Valve released their much anticipated decision regarding the Chongqing Major racism drama that has stirred up within the Dota 2 community.
Recently, TNC shed new light regarding Carlo “Kuku” Palad’s alleged ban from the event. The SEA organization received sympathy from the Dota 2 community and from some Dota 2 personalities for the seemingly unfair terms imposed on TNC by tournament organizers in China.
In a Twitter post, TNC outlined the consequences should Kuku decide to attend the tournament. Dota 2 personalities such as Grant “GranDGranT” Harris, David “GoDz” Parker, Henrik “AdmiralBulldog” Ahnberg, Vitalii Nikolaevich “v1lat” Volochai, and Paul “Redeye” Chaloner pledged not to attend the Major if the ban persisted.
Valve then clarified in their own recent statement that Kuku was not banned by the Chinese government. The developer also explained that they are stepping in directly because TNC mishandled the situation on multiple occasions.
“To be clear, TNC is not the victim in this case.
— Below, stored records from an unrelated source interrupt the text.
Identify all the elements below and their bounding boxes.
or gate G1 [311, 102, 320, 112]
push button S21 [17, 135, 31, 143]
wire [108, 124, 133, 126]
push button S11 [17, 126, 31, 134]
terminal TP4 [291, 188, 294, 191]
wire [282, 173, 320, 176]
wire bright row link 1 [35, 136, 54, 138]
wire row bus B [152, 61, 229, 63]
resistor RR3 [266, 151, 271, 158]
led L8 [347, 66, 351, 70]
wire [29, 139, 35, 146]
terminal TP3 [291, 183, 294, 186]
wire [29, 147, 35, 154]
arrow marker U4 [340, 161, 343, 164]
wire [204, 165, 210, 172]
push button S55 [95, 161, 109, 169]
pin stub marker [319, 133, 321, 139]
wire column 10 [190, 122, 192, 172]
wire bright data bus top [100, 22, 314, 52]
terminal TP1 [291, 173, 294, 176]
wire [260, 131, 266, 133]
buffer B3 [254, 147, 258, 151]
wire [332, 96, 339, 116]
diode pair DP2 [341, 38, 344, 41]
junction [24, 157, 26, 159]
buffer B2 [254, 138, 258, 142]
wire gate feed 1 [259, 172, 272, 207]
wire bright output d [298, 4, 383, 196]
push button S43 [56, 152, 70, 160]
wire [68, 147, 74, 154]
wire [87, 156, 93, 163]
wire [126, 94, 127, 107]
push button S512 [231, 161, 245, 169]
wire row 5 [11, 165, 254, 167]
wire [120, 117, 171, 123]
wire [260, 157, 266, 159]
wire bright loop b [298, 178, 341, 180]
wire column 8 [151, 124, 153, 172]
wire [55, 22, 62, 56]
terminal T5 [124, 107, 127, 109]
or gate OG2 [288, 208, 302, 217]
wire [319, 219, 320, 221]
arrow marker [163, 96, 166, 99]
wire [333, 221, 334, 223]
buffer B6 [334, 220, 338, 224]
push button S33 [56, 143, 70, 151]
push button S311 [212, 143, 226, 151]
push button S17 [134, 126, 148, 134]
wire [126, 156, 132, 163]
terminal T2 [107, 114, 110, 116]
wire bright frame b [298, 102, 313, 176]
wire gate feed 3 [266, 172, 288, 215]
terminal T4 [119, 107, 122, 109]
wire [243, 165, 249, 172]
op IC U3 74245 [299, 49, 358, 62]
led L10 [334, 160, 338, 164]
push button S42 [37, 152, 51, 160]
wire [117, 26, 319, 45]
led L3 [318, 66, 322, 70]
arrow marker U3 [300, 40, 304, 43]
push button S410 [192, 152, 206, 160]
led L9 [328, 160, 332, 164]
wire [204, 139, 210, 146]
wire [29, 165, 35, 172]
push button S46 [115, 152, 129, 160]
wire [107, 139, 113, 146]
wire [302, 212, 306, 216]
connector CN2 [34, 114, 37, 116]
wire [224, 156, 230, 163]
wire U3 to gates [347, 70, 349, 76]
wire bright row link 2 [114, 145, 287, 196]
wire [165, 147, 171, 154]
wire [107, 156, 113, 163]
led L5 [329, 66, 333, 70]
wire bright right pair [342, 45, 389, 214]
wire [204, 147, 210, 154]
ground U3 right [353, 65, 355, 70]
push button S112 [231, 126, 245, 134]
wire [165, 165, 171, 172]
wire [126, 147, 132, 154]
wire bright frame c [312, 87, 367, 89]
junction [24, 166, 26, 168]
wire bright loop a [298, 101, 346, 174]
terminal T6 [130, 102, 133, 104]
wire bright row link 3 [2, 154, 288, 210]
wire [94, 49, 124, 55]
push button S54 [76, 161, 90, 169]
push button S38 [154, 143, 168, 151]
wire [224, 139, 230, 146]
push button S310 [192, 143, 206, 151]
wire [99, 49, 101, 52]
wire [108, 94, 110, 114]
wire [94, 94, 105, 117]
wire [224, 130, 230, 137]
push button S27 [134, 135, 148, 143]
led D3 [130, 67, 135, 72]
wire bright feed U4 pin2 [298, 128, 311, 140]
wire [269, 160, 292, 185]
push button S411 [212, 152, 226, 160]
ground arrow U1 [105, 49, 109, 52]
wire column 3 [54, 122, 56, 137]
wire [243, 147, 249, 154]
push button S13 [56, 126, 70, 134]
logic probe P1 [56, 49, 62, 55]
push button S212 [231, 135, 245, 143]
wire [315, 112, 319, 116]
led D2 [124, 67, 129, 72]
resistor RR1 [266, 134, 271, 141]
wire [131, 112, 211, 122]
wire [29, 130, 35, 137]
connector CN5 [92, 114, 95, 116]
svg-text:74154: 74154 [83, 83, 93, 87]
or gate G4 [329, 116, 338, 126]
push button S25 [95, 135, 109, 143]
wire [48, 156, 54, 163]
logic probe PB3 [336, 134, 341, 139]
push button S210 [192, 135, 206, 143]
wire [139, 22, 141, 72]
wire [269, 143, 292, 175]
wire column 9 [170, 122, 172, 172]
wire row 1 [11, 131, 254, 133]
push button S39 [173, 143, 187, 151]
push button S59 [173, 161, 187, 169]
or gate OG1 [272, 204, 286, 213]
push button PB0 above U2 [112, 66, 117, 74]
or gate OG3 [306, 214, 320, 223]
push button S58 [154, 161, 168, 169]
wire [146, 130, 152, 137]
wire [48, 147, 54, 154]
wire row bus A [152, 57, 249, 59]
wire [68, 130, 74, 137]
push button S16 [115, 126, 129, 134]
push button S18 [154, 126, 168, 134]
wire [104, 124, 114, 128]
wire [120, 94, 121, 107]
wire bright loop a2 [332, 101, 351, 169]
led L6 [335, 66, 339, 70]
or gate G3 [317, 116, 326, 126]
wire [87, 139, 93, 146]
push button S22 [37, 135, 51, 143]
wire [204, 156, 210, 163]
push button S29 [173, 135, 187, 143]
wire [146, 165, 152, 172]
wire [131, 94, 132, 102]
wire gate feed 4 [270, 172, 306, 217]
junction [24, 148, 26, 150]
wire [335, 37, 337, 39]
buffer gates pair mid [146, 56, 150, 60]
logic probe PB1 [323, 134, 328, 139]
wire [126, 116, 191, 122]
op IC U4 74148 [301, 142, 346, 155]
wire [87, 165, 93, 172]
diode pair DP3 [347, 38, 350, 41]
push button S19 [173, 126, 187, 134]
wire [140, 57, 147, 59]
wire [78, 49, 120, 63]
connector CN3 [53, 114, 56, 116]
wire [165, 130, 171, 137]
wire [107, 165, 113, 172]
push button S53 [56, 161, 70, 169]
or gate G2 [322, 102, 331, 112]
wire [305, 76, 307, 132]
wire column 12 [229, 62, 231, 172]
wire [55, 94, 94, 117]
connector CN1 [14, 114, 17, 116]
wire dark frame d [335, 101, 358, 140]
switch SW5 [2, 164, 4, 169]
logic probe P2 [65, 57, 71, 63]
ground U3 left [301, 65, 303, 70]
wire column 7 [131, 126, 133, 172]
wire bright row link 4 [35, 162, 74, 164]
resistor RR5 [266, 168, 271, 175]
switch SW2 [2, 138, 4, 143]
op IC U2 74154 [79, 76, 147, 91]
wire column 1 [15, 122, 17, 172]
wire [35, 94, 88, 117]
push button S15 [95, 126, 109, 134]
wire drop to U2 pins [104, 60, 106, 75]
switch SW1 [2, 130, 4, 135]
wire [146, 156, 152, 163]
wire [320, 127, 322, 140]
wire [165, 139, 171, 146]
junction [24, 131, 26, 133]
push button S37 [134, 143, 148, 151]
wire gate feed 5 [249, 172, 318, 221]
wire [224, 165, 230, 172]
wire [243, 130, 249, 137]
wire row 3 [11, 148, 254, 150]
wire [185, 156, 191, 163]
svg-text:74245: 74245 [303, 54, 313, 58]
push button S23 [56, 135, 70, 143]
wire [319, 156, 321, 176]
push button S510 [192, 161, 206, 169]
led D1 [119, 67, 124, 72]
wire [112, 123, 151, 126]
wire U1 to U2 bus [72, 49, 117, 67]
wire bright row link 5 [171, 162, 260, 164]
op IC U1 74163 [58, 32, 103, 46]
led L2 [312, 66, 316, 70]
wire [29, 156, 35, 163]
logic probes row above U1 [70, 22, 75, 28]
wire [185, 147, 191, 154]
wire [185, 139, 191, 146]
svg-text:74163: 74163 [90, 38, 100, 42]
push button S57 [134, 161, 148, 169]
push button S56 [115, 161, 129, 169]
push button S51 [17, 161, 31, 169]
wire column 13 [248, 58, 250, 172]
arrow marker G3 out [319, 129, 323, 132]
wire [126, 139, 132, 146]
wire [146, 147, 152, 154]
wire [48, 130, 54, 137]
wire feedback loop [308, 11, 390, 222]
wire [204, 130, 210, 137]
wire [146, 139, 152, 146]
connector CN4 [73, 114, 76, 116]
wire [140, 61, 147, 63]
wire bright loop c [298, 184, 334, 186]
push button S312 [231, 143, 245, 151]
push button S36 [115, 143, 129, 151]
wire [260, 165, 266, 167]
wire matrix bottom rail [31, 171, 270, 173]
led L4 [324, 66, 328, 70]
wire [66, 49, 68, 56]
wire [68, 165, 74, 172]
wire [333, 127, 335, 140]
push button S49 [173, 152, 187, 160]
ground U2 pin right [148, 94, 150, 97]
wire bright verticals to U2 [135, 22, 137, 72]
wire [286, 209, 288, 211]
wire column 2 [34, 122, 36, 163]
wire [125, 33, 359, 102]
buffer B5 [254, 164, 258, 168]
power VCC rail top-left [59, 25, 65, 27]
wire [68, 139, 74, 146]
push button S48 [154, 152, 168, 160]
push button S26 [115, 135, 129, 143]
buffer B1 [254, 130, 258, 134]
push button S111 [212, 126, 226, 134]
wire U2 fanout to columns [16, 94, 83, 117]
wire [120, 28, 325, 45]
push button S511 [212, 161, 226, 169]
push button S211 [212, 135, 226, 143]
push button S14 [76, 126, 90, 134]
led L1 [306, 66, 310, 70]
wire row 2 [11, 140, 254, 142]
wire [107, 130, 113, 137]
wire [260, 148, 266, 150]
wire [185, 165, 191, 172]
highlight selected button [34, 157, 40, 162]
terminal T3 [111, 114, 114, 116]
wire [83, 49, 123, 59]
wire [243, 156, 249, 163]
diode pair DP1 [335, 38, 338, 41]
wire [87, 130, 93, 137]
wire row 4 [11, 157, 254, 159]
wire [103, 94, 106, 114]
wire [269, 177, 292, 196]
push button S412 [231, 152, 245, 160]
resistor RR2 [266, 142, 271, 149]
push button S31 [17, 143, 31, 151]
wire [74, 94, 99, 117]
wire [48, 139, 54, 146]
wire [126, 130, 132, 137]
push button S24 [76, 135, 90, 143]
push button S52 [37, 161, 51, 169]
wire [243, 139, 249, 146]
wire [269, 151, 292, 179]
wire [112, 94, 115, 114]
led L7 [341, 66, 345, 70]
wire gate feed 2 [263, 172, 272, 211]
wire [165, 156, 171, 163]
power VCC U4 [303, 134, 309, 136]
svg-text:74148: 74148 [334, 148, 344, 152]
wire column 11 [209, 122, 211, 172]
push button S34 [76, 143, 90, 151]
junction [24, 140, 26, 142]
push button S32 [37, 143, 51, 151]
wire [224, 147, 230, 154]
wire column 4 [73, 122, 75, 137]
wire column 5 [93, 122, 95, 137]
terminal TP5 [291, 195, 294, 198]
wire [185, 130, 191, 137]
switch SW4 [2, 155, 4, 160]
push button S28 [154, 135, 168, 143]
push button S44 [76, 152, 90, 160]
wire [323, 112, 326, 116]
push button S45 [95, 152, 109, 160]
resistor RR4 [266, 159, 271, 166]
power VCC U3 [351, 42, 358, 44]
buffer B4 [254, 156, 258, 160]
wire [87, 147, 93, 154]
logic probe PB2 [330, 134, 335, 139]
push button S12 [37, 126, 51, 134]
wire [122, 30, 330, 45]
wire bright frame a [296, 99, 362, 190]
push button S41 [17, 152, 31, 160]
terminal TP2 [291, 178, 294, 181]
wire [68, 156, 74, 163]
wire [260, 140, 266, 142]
It is not okay to cover up the situation, avoid any real sense of responsibility and then deflect it onto the community,” Valve posted.
As a penalty, Valve has banned Kuku from Chongqing Major and will dock 20% from TNC’s current Dota Pro Circuit points. This means that TNC will have a stand-in for Chongqing Major and Kuku can return for the next DPC tournaments.
With the saga having finally concluded, more questions were raised that went unaddressed by Valve. How truthful is Matthew “Cyborgmatt” Bailey’s original Twitter post confirming the ban from the event? How reliable was SLTV’s information about the consequences if Kuku attended the event? And why haven’t Chongqing Major organizers haven’t released a statement on the situation?
The Dota 2 community has been on a roller coaster ride in the past few days, but Valve’s statement will likely be the last chapter regarding Kuku’s role in this drama.